LIBREVILLE, 11 novembre (AGP) – De nouveaux éléments ont été versés au dossier judiciaire concernant l’affaire impliquant Sylvia Bongo Ondimba et Noureddine Bongo Valentin. Ces informations proviennent du témoignage de Kim Oun, ancien collaborateur proche du couple présidentiel, a noté l’Agence gabonaise de presse.
A la barre ce mardi, cet intime collaborateur de l’ancien couple présidentiel gabonais, Kim Oun a révélé que le budget de la campagne présidentielle était d’environ 80 milliards de francs CFA et que son ancienne patronne serait propriétaire de deux puits pétroliers avec son entreprise Fort Africa. Ce dernier occupait un poste d’assistant personnel auprès de l’ex-première dame.
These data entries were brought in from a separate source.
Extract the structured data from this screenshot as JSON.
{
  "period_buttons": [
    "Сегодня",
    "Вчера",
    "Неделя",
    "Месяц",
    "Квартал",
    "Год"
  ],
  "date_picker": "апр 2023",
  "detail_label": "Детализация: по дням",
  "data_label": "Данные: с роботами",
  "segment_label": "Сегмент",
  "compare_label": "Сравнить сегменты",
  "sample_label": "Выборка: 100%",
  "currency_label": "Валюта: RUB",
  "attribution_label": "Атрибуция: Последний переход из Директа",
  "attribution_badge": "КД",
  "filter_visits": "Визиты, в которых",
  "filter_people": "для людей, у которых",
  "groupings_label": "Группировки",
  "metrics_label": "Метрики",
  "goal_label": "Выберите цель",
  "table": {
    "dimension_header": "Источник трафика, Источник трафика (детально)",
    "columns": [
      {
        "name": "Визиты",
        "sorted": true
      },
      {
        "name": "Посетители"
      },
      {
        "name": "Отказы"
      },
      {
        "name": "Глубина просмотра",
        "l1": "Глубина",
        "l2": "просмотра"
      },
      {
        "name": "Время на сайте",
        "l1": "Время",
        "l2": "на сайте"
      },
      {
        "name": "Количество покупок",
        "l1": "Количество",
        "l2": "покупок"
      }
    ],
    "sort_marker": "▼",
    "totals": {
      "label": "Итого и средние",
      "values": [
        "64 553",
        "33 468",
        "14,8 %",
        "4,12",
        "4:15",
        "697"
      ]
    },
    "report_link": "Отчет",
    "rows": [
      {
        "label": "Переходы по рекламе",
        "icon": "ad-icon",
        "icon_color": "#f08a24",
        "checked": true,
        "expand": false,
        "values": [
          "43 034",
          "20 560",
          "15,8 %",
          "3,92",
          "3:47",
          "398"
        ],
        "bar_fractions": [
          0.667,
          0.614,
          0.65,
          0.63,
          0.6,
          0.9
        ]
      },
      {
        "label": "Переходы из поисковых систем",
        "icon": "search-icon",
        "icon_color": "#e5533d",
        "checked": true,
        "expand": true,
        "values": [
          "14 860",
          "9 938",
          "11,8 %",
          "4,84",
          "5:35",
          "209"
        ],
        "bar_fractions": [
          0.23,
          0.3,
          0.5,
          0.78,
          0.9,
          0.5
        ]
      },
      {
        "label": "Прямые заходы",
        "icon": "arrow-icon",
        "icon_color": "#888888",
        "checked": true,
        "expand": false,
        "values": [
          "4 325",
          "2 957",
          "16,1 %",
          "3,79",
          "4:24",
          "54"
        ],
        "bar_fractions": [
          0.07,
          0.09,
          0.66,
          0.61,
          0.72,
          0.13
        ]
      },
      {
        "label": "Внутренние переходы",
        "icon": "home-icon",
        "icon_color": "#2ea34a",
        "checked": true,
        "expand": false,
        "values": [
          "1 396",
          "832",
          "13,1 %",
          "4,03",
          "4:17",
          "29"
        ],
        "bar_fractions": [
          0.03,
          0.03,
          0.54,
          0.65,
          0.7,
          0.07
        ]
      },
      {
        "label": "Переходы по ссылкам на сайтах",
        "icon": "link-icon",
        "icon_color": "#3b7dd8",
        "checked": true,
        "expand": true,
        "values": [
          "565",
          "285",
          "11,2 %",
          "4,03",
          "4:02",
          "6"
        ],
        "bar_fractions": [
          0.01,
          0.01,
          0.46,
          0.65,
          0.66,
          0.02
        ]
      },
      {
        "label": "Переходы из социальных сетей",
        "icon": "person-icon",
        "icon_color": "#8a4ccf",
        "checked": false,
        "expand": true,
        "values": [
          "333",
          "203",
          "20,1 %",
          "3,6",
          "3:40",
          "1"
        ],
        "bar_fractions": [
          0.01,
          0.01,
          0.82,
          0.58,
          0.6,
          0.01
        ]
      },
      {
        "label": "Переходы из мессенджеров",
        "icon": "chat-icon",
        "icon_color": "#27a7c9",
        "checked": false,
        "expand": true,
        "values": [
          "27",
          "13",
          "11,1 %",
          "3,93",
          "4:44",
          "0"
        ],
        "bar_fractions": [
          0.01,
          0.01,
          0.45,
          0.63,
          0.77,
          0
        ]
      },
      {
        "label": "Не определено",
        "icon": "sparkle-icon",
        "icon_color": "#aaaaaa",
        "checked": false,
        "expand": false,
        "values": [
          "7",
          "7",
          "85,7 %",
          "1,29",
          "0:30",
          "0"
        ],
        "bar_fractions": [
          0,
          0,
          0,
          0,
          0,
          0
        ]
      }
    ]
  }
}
Un rôle qu’il décrit comme « entièrement dédié à l’assistance de Sylvia Bongo », sans lien hiérarchique direct avec Noureddine Bongo.
Pour ces différentes tâches, il percevait un salaire mensuel de 2,2 millions de francs CFA et un bonus de 10 millions.
Dans son témoignage, Kim Oun revient notamment sur la période de la campagne présidentielle d’août 2023, dont le budget aurait atteint environ 80 milliards de francs CFA. Il évoque une organisation interne structurée autour de plusieurs proches collaborateurs : Alex Bongo et Abdoul Oceni Ossa pour les opérations, Jessye Ella Ekogha pour la communication, ainsi que Ian Ngoulou et Steve Nzeko Dieko pour la stratégie politique. Marion Scappaticci aurait assuré la coordination générale entre Sylvia et Noureddin Bongo.
Toujours selon ses propos, la gestion du budget de campagne aurait été centralisée par Sylvia et Noureddin Bongo, sans contrôle externe. Kim Oun indique avoir été chargé de certaines missions logistiques, notamment la supervision de l’achat de 100 véhicules, la réception de matériel de campagne et la vérification d’offres de transport aérien, tout en précisant que « toutes les décisions finales relevaient de M. Noureddin Bongo ».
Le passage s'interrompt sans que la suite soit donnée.